CheeseGull tries to hold a replica of the osu! database as updated as possible. Though of course, not having any way to see the latest updated beatmaps, or have a system for subscribing to updates to beatmap, or anything else which could help us identify what has been updated recently makes it very hard to do keep an updated copy at all times (Takeaway: the osu! API is completely shit). In order to do this, CheeseGull updates WIP, Pending or Qualified beatmaps when at least 30 minutes have passed since the time they were checked, whereas for all other beatmaps (including Graveyard, Ranked, Approved, etc) at least 4 days must have passed. This is not a problem for ranked/approved (it's highly unlikely for a ranked beatmap to ever change state, and Graveyard beatmaps are rarely resurrected, so there's that).

Beatmap downloads are also provided by going at /d/<id>. In case the beatmap is not stored in the local cache, the beatmap will be downloaded on-the-fly (this assumes the machine's internet connection is fast enough to download a beatmap before a HTTP timeout happens).

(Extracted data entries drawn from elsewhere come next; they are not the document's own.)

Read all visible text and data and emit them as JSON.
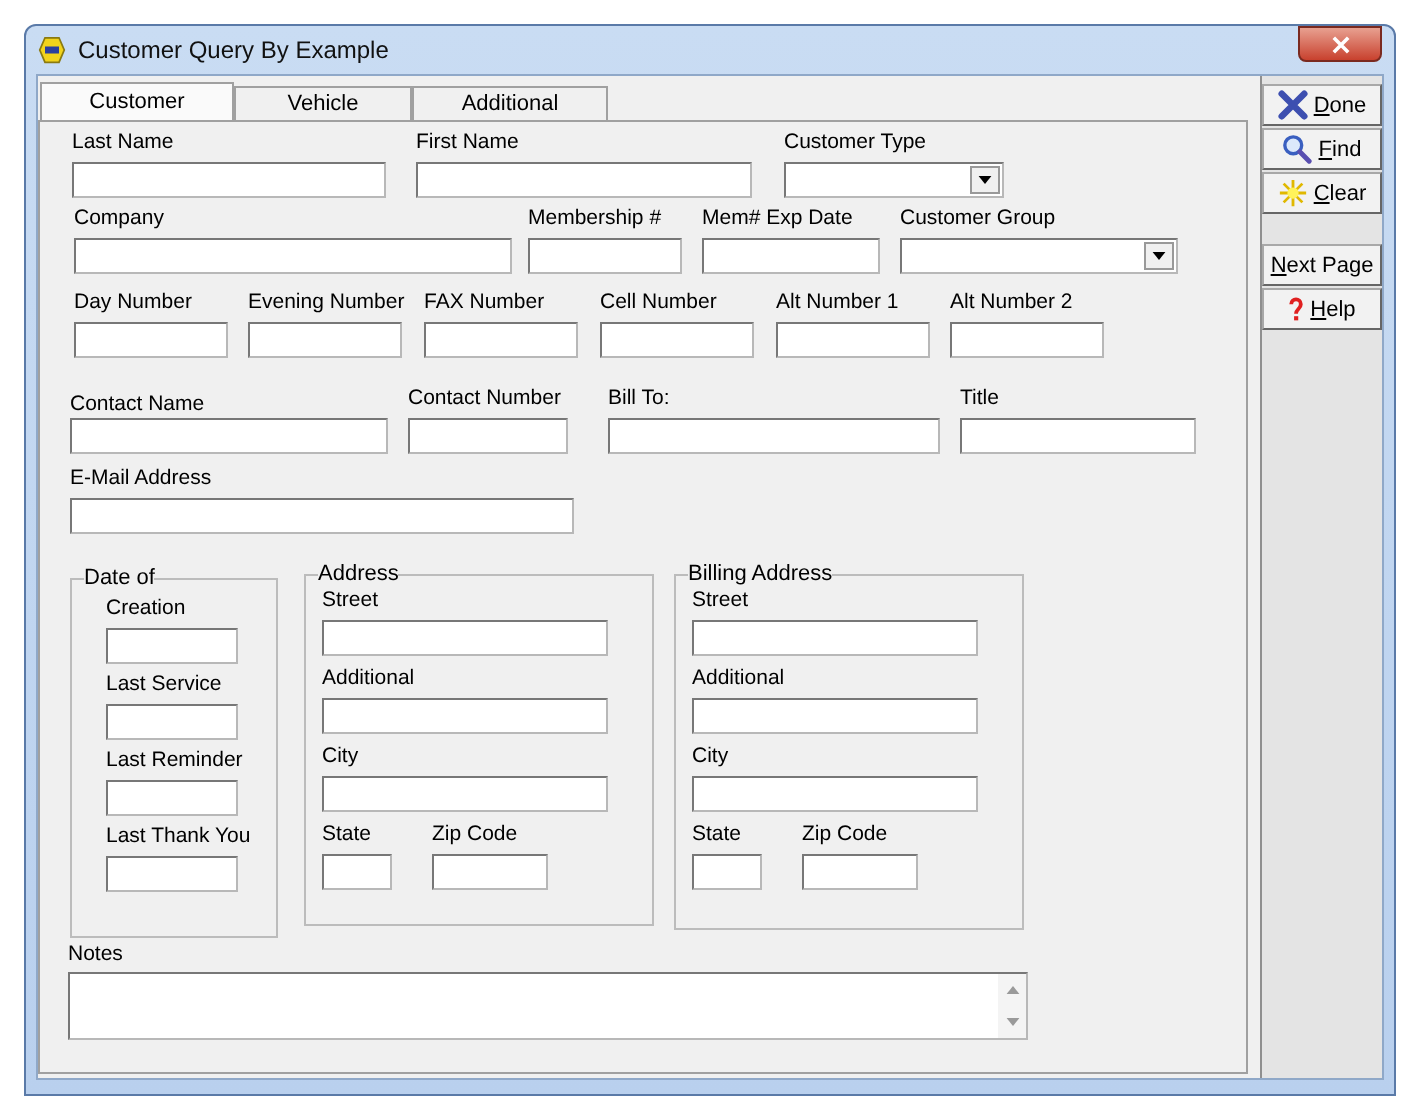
{
  "window": {
    "title": "Customer Query By Example"
  },
  "tabs": [
    {
      "label": "Customer",
      "selected": true
    },
    {
      "label": "Vehicle",
      "selected": false
    },
    {
      "label": "Additional",
      "selected": false
    }
  ],
  "rows": [
    {
      "fields": [
        {
          "label": "Last Name",
          "kind": "text"
        },
        {
          "label": "First Name",
          "kind": "text"
        },
        {
          "label": "Customer Type",
          "kind": "dropdown"
        }
      ]
    },
    {
      "fields": [
        {
          "label": "Company",
          "kind": "text"
        },
        {
          "label": "Membership #",
          "kind": "text"
        },
        {
          "label": "Mem# Exp Date",
          "kind": "text"
        },
        {
          "label": "Customer Group",
          "kind": "dropdown"
        }
      ]
    },
    {
      "fields": [
        {
          "label": "Day Number",
          "kind": "text"
        },
        {
          "label": "Evening Number",
          "kind": "text"
        },
        {
          "label": "FAX Number",
          "kind": "text"
        },
        {
          "label": "Cell Number",
          "kind": "text"
        },
        {
          "label": "Alt Number 1",
          "kind": "text"
        },
        {
          "label": "Alt Number 2",
          "kind": "text"
        }
      ]
    },
    {
      "fields": [
        {
          "label": "Contact Name",
          "kind": "text"
        },
        {
          "label": "Contact Number",
          "kind": "text"
        },
        {
          "label": "Bill To:",
          "kind": "text"
        },
        {
          "label": "Title",
          "kind": "text"
        }
      ]
    },
    {
      "fields": [
        {
          "label": "E-Mail Address",
          "kind": "text"
        }
      ]
    }
  ],
  "groups": [
    {
      "title": "Date of",
      "rows": [
        {
          "fields": [
            {
              "label": "Creation"
            }
          ]
        },
        {
          "fields": [
            {
              "label": "Last Service"
            }
          ]
        },
        {
          "fields": [
            {
              "label": "Last Reminder"
            }
          ]
        },
        {
          "fields": [
            {
              "label": "Last Thank You"
            }
          ]
        }
      ]
    },
    {
      "title": "Address",
      "rows": [
        {
          "fields": [
            {
              "label": "Street"
            }
          ]
        },
        {
          "fields": [
            {
              "label": "Additional"
            }
          ]
        },
        {
          "fields": [
            {
              "label": "City"
            }
          ]
        },
        {
          "fields": [
            {
              "label": "State"
            },
            {
              "label": "Zip Code"
            }
          ]
        }
      ]
    },
    {
      "title": "Billing Address",
      "rows": [
        {
          "fields": [
            {
              "label": "Street"
            }
          ]
        },
        {
          "fields": [
            {
              "label": "Additional"
            }
          ]
        },
        {
          "fields": [
            {
              "label": "City"
            }
          ]
        },
        {
          "fields": [
            {
              "label": "State"
            },
            {
              "label": "Zip Code"
            }
          ]
        }
      ]
    }
  ],
  "notes": {
    "label": "Notes"
  },
  "buttons": [
    {
      "key": "D",
      "rest": "one",
      "kind": "cross"
    },
    {
      "key": "F",
      "rest": "ind",
      "kind": "search"
    },
    {
      "key": "C",
      "rest": "lear",
      "kind": "sparkle"
    },
    {
      "key": "N",
      "rest": "ext Page",
      "kind": "plain"
    },
    {
      "key": "H",
      "rest": "elp",
      "kind": "help"
    }
  ]
}
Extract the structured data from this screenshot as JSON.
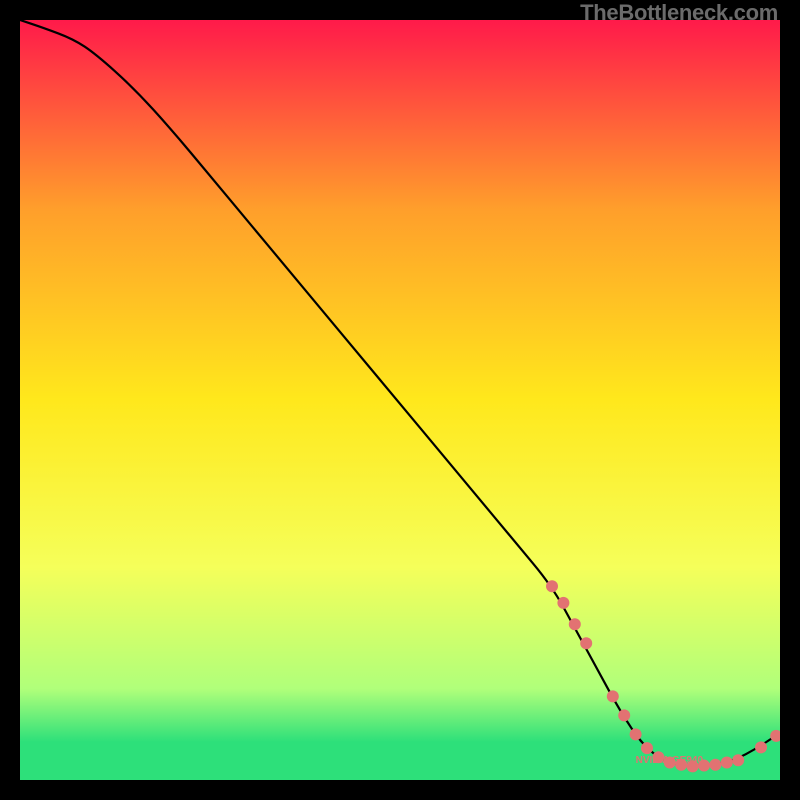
{
  "watermark": "TheBottleneck.com",
  "chart_data": {
    "type": "line",
    "title": "",
    "xlabel": "",
    "ylabel": "",
    "xlim": [
      0,
      100
    ],
    "ylim": [
      0,
      100
    ],
    "background_gradient": {
      "top": "#ff1a4a",
      "upper_mid": "#ff9f2b",
      "mid": "#ffe81c",
      "lower_mid": "#f5ff5a",
      "low": "#b0ff7a",
      "bottom": "#2de07a"
    },
    "curve": {
      "description": "Bottleneck curve; high at left, descends to a minimum around x≈82-88 then rises slightly",
      "x": [
        0,
        3,
        7,
        10,
        15,
        20,
        25,
        30,
        35,
        40,
        45,
        50,
        55,
        60,
        65,
        70,
        73,
        76,
        79,
        82,
        85,
        88,
        91,
        94,
        97,
        100
      ],
      "y": [
        100,
        99,
        97.5,
        95.5,
        91,
        85.5,
        79.5,
        73.5,
        67.5,
        61.5,
        55.5,
        49.5,
        43.5,
        37.5,
        31.5,
        25.5,
        20,
        14.5,
        9,
        4.5,
        2.3,
        1.8,
        2.0,
        2.6,
        4.2,
        6.2
      ]
    },
    "markers": {
      "color": "#e27272",
      "radius": 6,
      "points_x": [
        70,
        71.5,
        73,
        74.5,
        78,
        79.5,
        81,
        82.5,
        84,
        85.5,
        87,
        88.5,
        90,
        91.5,
        93,
        94.5,
        97.5,
        99.5
      ],
      "points_y": [
        25.5,
        23.3,
        20.5,
        18,
        11,
        8.5,
        6,
        4.2,
        3.0,
        2.3,
        2.0,
        1.8,
        1.9,
        2.0,
        2.3,
        2.6,
        4.3,
        5.8
      ],
      "cluster_label": "NVIDIA GE940"
    }
  }
}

In case the beatmap already is in the cache, then well, as you can imagine, it is served straight from there. Oh, yes, multiple people downloading a not cached beatmap at the same time is a case we handle. Or should be able to handle, at least.

Getting Started

You can find binaries of the latest release here.

If you want to compile from source, if you have Go installed it should only be a go get github.com/osuripple/cheesegull away.

The only requirements at the moment are a MySQL server and an osu! account. Check out cheesegull --help to see how you can set them up for cheesegull to work properly.

Contributing

No strict contribution guide at the moment. Just fork, clone, then

git checkout -b your-new-feature
code . # make changes
git add .
git commit -m "Added thing"
git push origin your-new-feature

Go to the GitHub website, and create a pull request.

Sphinx set-up

If you want to test search using Sphinx, you will need to set it up. Here is the sphinx.conf used in production, you probably only need to change lines 23-35

To index the data, you'd then need to run sudo indexer --all. If you want to run the indexer without having to shutdown sphinx, run sudo indexer --all --rotate. In production, this is run as a cronjob every 5 minutes.

(No, we're not using ElasticSearch. Search is meant to be fast and not take too much memory. Any Java solution can thus be tossed away since it does not suit these basic two requirements.)

License

Seeing as this project is not meant exclusively for usage by Ripple, the license, unlike most other Ripple projects, is MIT.